Les programmes de l'école primaire vont (encore) changer

Les 300 000 professeurs des écoles sont invités à plancher sur les programmes à partir de lundi, dans le cadre d'une vaste consultation. Francetv info détaille cette nouvelle réforme.

Dans la classe d\'une école élémentaire à Mulhouse, le 15 février 2013. Les nouvaux programmes du primaire entreront en vigueur entre 2014 et 2017. 
Dans la classe d'une école élémentaire à Mulhouse, le 15 février 2013. Les nouvaux programmes du primaire entreront en vigueur entre 2014 et 2017.  (SEBASTIEN BOZON / AFP)

Après l'épineuse réforme des rythmes scolaires, toujours en cours, Vincent Peillon, le ministre de l'Education, lance un nouveau chantier non moins périlleux : la révision des programmes du primaire. Les 300 000 professeurs des écoles sont invités à plancher dessus à partir de lundi 23 septembre, dans le cadre d'une vaste consultation. Ils doivent remettre leur copie le 18 octobre, avant le début des vacances de la Toussaint. Francetv info plante le décor.

L'historique : trois ministres, trois réformes

Ils changent tous les six ans depuis 2002. Comme le rappelle France Info, les programmes du primaire ont été réformés sous Jack Lang, en 2002, sous Xavier Darcos en 2008, et s'apprêtent à l'être sous Vincent Peillon en 2014. A chaque ministre de l'Education sa vision de ce que l'école primaire doit enseigner.

En février, Vincent Peillon avait démenti vouloir alléger les programmes pour faire accepter aux enseignants sa réforme des rythmes scolaires. Le ministre avait en revanche estimé que "les pro­grammes de 2008" n'étaient "pas les bons programmes". Et rap­pelé avoir ins­crit dans la loi sur la refondation de l'école la création d'un Conseil supé­rieur des pro­grammes (CSP). Objectif : refaire "démo­cra­ti­que­ment (...) les pro­grammes de la mater­nelle jusqu'à la ter­mi­nale".
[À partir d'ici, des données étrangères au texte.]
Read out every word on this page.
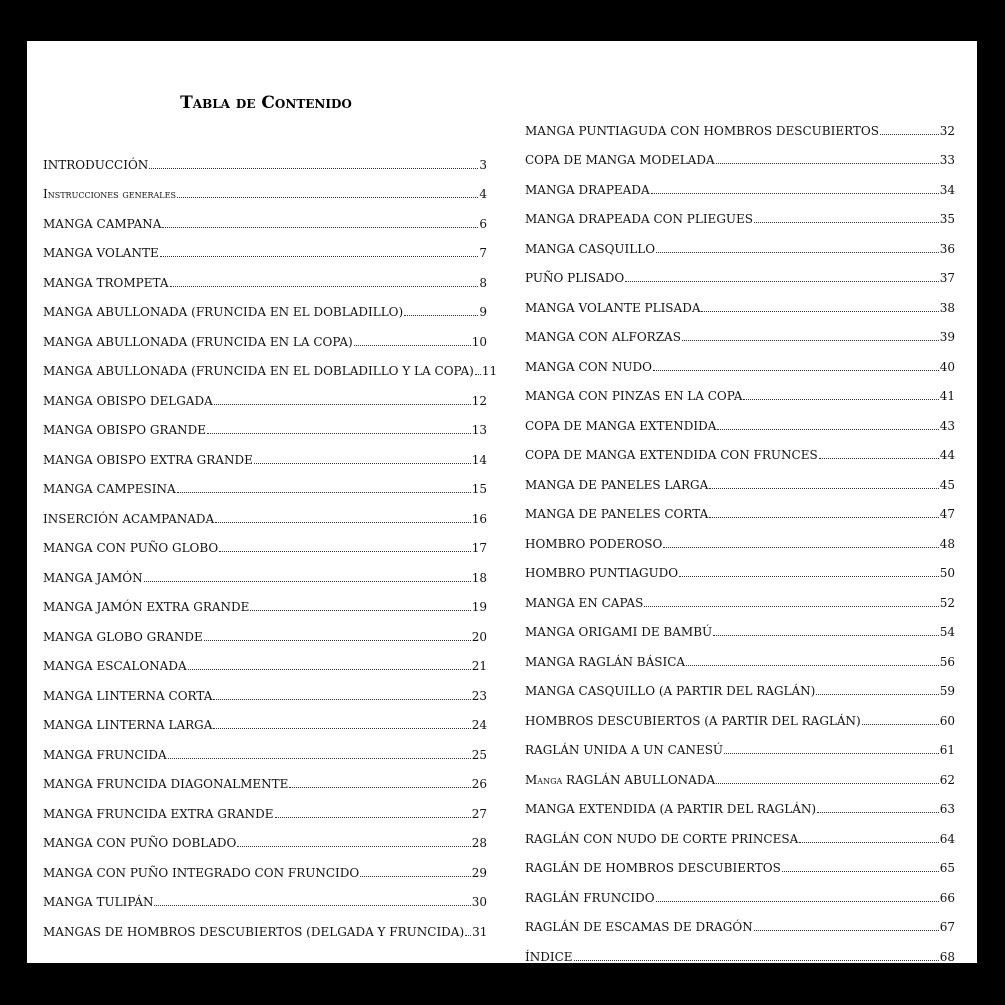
Tabla de Contenido
INTRODUCCIÓN	3
Instrucciones generales	4
MANGA CAMPANA	6
MANGA VOLANTE	7
MANGA TROMPETA	8
MANGA ABULLONADA (FRUNCIDA EN EL DOBLADILLO)	9
MANGA ABULLONADA (FRUNCIDA EN LA COPA)	10
MANGA ABULLONADA (FRUNCIDA EN EL DOBLADILLO Y LA COPA) 11
MANGA OBISPO DELGADA	12
MANGA OBISPO GRANDE	13
MANGA OBISPO EXTRA GRANDE	14
MANGA CAMPESINA	15
INSERCIÓN ACAMPANADA	16
MANGA CON PUÑO GLOBO	17
MANGA JAMÓN	18
MANGA JAMÓN EXTRA GRANDE	19
MANGA GLOBO GRANDE	20
MANGA ESCALONADA	21
MANGA LINTERNA CORTA	23
MANGA LINTERNA LARGA	24
MANGA FRUNCIDA	25
MANGA FRUNCIDA DIAGONALMENTE	26
MANGA FRUNCIDA EXTRA GRANDE	27
MANGA CON PUÑO DOBLADO	28
MANGA CON PUÑO INTEGRADO CON FRUNCIDO	29
MANGA TULIPÁN	30
MANGAS DE HOMBROS DESCUBIERTOS (DELGADA Y FRUNCIDA) 31
MANGA PUNTIAGUDA CON HOMBROS DESCUBIERTOS	32
COPA DE MANGA MODELADA	33
MANGA DRAPEADA	34
MANGA DRAPEADA CON PLIEGUES	35
MANGA CASQUILLO	36
PUÑO PLISADO	37
MANGA VOLANTE PLISADA	38
MANGA CON ALFORZAS	39
MANGA CON NUDO	40
MANGA CON PINZAS EN LA COPA	41
COPA DE MANGA EXTENDIDA	43
COPA DE MANGA EXTENDIDA CON FRUNCES	44
MANGA DE PANELES LARGA	45
MANGA DE PANELES CORTA	47
HOMBRO PODEROSO	48
HOMBRO PUNTIAGUDO	50
MANGA EN CAPAS	52
MANGA ORIGAMI DE BAMBÚ	54
MANGA RAGLÁN BÁSICA	56
MANGA CASQUILLO (A PARTIR DEL RAGLÁN)	59
HOMBROS DESCUBIERTOS (A PARTIR DEL RAGLÁN)	60
RAGLÁN UNIDA A UN CANESÚ	61
Manga RAGLÁN ABULLONADA	62
MANGA EXTENDIDA (A PARTIR DEL RAGLÁN)	63
RAGLÁN CON NUDO DE CORTE PRINCESA	64
RAGLÁN DE HOMBROS DESCUBIERTOS	65
RAGLÁN FRUNCIDO	66
RAGLÁN DE ESCAMAS DE DRAGÓN	67
ÍNDICE	68
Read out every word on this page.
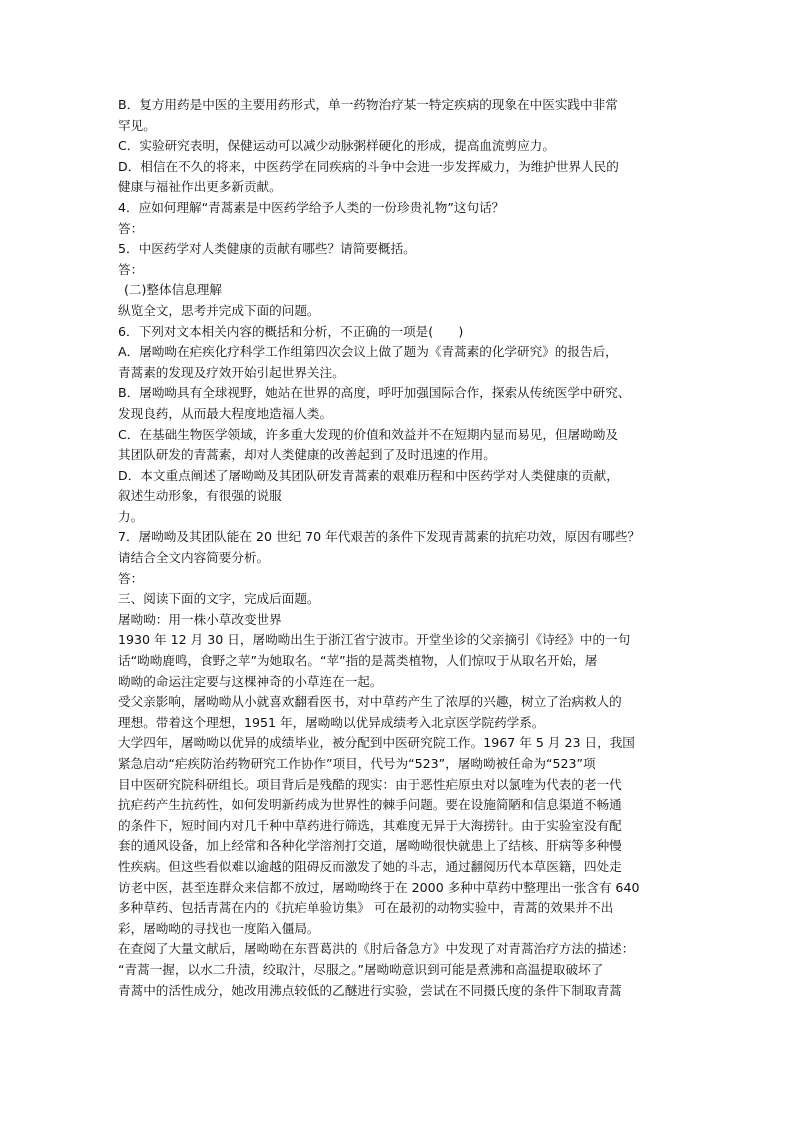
B．复方用药是中医的主要用药形式，单一药物治疗某一特定疾病的现象在中医实践中非常
罕见。
C．实验研究表明，保健运动可以减少动脉粥样硬化的形成，提高血流剪应力。
D．相信在不久的将来，中医药学在同疾病的斗争中会进一步发挥威力，为维护世界人民的
健康与福祉作出更多新贡献。
4．应如何理解“青蒿素是中医药学给予人类的一份珍贵礼物”这句话？
答：
5．中医药学对人类健康的贡献有哪些？请简要概括。
答：
(二)整体信息理解
纵览全文，思考并完成下面的问题。
6．下列对文本相关内容的概括和分析，不正确的一项是(　　)
A．屠呦呦在疟疾化疗科学工作组第四次会议上做了题为《青蒿素的化学研究》的报告后，
青蒿素的发现及疗效开始引起世界关注。
B．屠呦呦具有全球视野，她站在世界的高度，呼吁加强国际合作，探索从传统医学中研究、
发现良药，从而最大程度地造福人类。
C．在基础生物医学领域，许多重大发现的价值和效益并不在短期内显而易见，但屠呦呦及
其团队研发的青蒿素，却对人类健康的改善起到了及时迅速的作用。
D．本文重点阐述了屠呦呦及其团队研发青蒿素的艰难历程和中医药学对人类健康的贡献，
叙述生动形象，有很强的说服
力。
7．屠呦呦及其团队能在 20 世纪 70 年代艰苦的条件下发现青蒿素的抗疟功效，原因有哪些？
请结合全文内容简要分析。
答：
三、阅读下面的文字，完成后面题。
屠呦呦：用一株小草改变世界
1930 年 12 月 30 日，屠呦呦出生于浙江省宁波市。开堂坐诊的父亲摘引《诗经》中的一句
话“呦呦鹿鸣，食野之苹”为她取名。“苹”指的是蒿类植物，人们惊叹于从取名开始，屠
呦呦的命运注定要与这棵神奇的小草连在一起。
受父亲影响，屠呦呦从小就喜欢翻看医书，对中草药产生了浓厚的兴趣，树立了治病救人的
理想。带着这个理想，1951 年，屠呦呦以优异成绩考入北京医学院药学系。
大学四年，屠呦呦以优异的成绩毕业，被分配到中医研究院工作。1967 年 5 月 23 日，我国
紧急启动“疟疾防治药物研究工作协作”项目，代号为“523”，屠呦呦被任命为“523”项
目中医研究院科研组长。项目背后是残酷的现实：由于恶性疟原虫对以氯喹为代表的老一代
抗疟药产生抗药性，如何发明新药成为世界性的棘手问题。要在设施简陋和信息渠道不畅通
的条件下，短时间内对几千种中草药进行筛选，其难度无异于大海捞针。由于实验室没有配
套的通风设备，加上经常和各种化学溶剂打交道，屠呦呦很快就患上了结核、肝病等多种慢
性疾病。但这些看似难以逾越的阻碍反而激发了她的斗志，通过翻阅历代本草医籍，四处走
访老中医，甚至连群众来信都不放过，屠呦呦终于在 2000 多种中草药中整理出一张含有 640
多种草药、包括青蒿在内的《抗疟单验访集》 可在最初的动物实验中，青蒿的效果并不出
彩，屠呦呦的寻找也一度陷入僵局。
在查阅了大量文献后，屠呦呦在东晋葛洪的《肘后备急方》中发现了对青蒿治疗方法的描述：
“青蒿一握，以水二升渍，绞取汁，尽服之。”屠呦呦意识到可能是煮沸和高温提取破坏了
青蒿中的活性成分，她改用沸点较低的乙醚进行实验，尝试在不同摄氏度的条件下制取青蒿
Le contenu : moins de "par cœur", plus d'expérimentation 

Dans un premier temps, les instituteurs sont invités à donner leur avis sur les programmes actuellement en vigueur, entre les difficultés d'application rencontrées et les éléments à conserver, et à élaborer des pistes de réforme. "Il faut en finir avec l’épisode calamiteux de 2008 !", s'exclame Sébastien Sihr, du SNUIPP-FSU, syndicat majoritaire, dans Le Monde. "L'accent a été mis sur le par cœur, laissant de côté ce qui relève de l’expérimentation, de la découverte, ce qui permet la construction des apprentissages", détaille-t-il.

Comme l'explique France Info, l'objectif poursuivi en 2008 était le retour aux fondamentaux, avec un renforcement de l'enseignement des maths et du français. "Le lire, écrire, compter et le par cœur", voilà ce qui primait, poursuit la radio sur son site, rappelant qu'à cette époque, le primaire était dans le collimateur. En cause, le taux d'échec des élèves arrivant au collège, et notamment leur niveau de lecture et d'orthographe.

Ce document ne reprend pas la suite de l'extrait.